March 19 (Reuters) - Australian shares traded flat on Tuesday, as elevated commodity prices boosted miners, offsetting losses in heavyweight financials, while investors keenly awaited the country's central bank's key policy decision due later in the day.

The S&P/ASX 200 index held steady at 7,673.2 by 2342 GMT. The benchmark ended 0.1% higher on Monday.

The Reserve Bank of Australia (RBA) will announce its cash rate later in the day, where it is anticipated to hold rates steady.

The central bank board has not seen enough to push them off a tightening bias, but the RBA will shift to neutral in May following the first-quarter inflation print, ANZ analysts wrote.

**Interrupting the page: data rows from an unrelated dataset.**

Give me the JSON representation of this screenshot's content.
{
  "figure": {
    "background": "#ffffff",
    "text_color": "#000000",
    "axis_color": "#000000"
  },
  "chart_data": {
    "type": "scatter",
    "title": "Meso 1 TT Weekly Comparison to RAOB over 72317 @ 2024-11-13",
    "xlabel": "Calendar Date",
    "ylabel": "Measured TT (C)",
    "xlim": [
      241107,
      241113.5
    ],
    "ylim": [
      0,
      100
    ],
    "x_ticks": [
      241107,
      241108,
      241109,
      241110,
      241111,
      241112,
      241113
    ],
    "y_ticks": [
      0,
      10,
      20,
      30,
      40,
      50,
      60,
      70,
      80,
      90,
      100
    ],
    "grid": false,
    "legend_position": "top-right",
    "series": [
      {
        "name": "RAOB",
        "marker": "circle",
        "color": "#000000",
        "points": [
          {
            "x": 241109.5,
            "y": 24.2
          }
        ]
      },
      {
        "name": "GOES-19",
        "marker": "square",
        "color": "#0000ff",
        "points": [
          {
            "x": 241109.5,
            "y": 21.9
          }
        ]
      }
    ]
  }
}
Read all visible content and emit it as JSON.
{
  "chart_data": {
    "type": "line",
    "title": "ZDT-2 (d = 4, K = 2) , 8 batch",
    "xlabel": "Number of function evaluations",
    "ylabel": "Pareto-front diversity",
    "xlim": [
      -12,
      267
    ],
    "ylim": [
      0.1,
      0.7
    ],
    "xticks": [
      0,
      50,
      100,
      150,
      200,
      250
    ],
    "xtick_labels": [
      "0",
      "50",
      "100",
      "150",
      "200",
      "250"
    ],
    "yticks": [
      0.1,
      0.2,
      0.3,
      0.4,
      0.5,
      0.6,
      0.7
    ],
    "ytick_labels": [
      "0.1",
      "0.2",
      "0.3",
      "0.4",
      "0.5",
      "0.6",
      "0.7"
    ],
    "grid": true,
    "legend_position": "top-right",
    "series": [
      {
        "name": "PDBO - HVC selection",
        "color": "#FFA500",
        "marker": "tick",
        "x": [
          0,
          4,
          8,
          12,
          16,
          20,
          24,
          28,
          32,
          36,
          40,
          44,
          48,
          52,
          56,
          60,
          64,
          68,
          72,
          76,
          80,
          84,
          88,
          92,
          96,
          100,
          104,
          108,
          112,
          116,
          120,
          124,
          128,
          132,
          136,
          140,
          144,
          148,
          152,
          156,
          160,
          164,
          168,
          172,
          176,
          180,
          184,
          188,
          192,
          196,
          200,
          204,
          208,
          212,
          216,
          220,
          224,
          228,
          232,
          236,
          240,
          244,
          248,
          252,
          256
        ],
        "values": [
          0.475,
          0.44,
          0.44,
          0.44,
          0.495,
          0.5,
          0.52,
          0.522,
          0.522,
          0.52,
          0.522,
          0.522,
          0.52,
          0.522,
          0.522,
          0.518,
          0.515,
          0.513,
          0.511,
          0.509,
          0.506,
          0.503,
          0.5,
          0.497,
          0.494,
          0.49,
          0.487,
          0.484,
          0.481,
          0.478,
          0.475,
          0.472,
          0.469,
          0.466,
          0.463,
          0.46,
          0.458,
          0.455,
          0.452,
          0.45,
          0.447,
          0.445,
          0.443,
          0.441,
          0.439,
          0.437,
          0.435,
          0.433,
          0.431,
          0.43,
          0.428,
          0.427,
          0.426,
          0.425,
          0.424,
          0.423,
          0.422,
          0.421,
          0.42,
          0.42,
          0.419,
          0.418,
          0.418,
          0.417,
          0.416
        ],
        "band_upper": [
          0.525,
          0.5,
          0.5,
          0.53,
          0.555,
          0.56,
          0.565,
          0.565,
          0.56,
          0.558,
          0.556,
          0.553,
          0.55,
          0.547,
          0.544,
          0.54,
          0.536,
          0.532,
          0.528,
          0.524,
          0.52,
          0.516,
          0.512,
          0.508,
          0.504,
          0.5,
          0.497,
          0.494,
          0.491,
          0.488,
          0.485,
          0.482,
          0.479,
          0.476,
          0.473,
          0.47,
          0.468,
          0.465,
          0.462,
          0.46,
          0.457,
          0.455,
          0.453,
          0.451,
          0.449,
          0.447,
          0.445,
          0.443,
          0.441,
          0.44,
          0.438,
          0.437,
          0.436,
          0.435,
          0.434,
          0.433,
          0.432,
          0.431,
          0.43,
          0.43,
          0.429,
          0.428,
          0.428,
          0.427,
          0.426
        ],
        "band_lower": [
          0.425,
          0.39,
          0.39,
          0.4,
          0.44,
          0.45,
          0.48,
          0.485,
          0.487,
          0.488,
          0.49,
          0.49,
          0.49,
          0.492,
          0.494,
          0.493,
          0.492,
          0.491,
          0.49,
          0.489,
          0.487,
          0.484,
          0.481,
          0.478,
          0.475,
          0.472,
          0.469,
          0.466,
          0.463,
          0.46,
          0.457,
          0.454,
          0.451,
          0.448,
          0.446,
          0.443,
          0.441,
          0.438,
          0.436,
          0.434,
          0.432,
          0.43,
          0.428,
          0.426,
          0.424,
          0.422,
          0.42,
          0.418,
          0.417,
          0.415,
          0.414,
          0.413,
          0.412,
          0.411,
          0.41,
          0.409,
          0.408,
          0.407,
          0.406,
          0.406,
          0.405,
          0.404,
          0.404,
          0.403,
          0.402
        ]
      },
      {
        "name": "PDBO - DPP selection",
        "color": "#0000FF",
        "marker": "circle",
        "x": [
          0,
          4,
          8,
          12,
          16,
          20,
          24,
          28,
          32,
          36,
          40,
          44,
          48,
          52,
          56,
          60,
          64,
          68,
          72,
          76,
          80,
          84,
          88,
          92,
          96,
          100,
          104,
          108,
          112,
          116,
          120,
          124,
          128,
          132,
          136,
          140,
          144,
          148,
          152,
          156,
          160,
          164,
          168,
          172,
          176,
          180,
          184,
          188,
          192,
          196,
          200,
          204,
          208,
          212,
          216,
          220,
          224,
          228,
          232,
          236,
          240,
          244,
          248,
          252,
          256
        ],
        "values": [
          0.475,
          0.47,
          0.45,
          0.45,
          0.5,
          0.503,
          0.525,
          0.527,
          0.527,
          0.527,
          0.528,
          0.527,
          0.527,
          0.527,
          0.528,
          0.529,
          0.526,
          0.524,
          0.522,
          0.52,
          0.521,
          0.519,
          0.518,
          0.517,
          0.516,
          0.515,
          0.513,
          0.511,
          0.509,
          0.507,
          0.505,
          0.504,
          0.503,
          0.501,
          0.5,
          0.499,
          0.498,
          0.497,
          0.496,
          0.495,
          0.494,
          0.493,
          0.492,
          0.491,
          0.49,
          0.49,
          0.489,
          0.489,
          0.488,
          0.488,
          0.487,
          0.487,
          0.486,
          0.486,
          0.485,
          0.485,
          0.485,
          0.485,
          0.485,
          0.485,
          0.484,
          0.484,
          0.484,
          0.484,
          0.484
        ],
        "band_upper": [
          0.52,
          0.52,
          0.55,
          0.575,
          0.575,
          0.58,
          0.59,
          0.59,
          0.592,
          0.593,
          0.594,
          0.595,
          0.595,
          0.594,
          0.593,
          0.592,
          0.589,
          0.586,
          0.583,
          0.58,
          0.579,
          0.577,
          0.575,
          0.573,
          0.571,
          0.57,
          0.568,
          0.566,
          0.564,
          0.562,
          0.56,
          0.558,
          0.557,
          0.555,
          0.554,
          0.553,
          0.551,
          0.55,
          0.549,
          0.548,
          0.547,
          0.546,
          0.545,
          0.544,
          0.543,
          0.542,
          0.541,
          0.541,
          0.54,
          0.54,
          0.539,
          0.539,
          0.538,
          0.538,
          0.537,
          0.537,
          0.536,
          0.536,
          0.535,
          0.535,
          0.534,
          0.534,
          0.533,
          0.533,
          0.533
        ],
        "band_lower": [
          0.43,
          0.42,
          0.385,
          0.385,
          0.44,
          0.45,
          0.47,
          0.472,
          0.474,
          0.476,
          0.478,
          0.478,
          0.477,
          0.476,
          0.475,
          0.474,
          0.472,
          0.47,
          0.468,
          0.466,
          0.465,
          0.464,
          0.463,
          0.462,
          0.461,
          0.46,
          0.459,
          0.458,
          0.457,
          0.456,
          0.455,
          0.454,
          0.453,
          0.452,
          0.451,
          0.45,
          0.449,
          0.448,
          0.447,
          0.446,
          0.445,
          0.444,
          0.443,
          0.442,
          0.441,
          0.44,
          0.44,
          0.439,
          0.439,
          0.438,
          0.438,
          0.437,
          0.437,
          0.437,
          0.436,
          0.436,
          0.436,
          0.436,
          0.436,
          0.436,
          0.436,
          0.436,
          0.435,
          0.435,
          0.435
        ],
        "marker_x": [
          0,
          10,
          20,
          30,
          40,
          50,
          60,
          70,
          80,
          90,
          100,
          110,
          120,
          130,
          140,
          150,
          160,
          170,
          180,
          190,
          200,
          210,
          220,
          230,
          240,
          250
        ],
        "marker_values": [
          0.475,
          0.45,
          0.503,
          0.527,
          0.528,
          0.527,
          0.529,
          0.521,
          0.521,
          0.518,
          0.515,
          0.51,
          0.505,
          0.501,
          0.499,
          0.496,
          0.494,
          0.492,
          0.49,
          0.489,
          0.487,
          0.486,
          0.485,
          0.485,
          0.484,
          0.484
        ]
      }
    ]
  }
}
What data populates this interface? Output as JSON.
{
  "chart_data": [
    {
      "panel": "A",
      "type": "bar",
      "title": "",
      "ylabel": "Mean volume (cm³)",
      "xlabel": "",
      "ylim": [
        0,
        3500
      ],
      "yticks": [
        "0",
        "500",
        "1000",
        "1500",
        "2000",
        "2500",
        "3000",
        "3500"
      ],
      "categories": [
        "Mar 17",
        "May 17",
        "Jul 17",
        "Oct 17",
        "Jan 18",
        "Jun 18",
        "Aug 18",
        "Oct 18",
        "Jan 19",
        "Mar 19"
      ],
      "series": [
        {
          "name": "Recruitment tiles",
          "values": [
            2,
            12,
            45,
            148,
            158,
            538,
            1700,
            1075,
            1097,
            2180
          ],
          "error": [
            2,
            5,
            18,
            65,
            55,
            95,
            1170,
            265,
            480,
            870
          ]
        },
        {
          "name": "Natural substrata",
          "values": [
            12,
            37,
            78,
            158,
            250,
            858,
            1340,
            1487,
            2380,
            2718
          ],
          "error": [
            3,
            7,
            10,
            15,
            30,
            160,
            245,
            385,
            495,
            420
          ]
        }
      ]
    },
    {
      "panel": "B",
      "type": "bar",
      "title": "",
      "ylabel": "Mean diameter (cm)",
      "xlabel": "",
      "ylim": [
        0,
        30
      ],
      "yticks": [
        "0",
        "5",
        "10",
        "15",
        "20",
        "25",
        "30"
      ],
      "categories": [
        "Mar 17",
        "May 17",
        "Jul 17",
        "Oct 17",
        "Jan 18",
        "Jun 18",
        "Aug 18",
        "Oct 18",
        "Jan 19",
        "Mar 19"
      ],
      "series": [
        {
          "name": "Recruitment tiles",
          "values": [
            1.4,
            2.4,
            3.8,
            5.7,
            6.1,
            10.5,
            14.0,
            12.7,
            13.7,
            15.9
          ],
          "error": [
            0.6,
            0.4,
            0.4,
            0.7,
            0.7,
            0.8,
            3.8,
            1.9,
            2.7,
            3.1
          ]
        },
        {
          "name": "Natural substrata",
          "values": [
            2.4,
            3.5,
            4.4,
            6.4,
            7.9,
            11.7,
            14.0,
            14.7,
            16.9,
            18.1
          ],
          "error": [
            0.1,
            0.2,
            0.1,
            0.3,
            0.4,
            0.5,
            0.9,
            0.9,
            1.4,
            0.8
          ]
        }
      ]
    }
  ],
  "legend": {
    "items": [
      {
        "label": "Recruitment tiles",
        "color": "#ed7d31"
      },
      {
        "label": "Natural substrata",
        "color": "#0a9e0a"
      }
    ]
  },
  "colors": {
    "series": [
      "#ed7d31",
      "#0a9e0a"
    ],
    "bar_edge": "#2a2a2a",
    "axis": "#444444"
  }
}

The U.S. Federal Reserve will likely keep rates unchanged at 5.25-5.5% when it ends its policy meeting on Wednesday, and investors expect the Fed to begin cutting rates by June or July.

Back in Sydney, miners led the gains, rising 0.5%, as iron prices rebounded on positive data from top consumer China.

Mining giants BHP Group, Rio Tinto and Fortescue climbed between 0.7% and 0.8%.

Rate-sensitive real estate stocks rose 0.5%, recovering some of their losses from Monday. Mirvac Group gained 0.9% and Dexus added 0.3%.

Energy stocks tracked soaring oil prices to trade 0.6% higher.

Sector majors Woodside Energy and Santos rose 1.1% and 0.8%, respectively.

Bucking the trend, heavyweight financials retreated 0.3%, with the "Big Four" banks trading in the red.

Boral lost as much as 1.6%. The construction materials firm recommended its shareholders to reject Seven Group Holdings' A$1.9 billion ($1.25 billion) buyout offer on valuation concerns.

New Hope Corp advanced as much as 4.1%, after the thermal coal miner announced a better-than-expected dividend for the half year.

New Zealand's benchmark S&P/NZX 50 index rose 0.2% or 20.5 points to 11,748.51.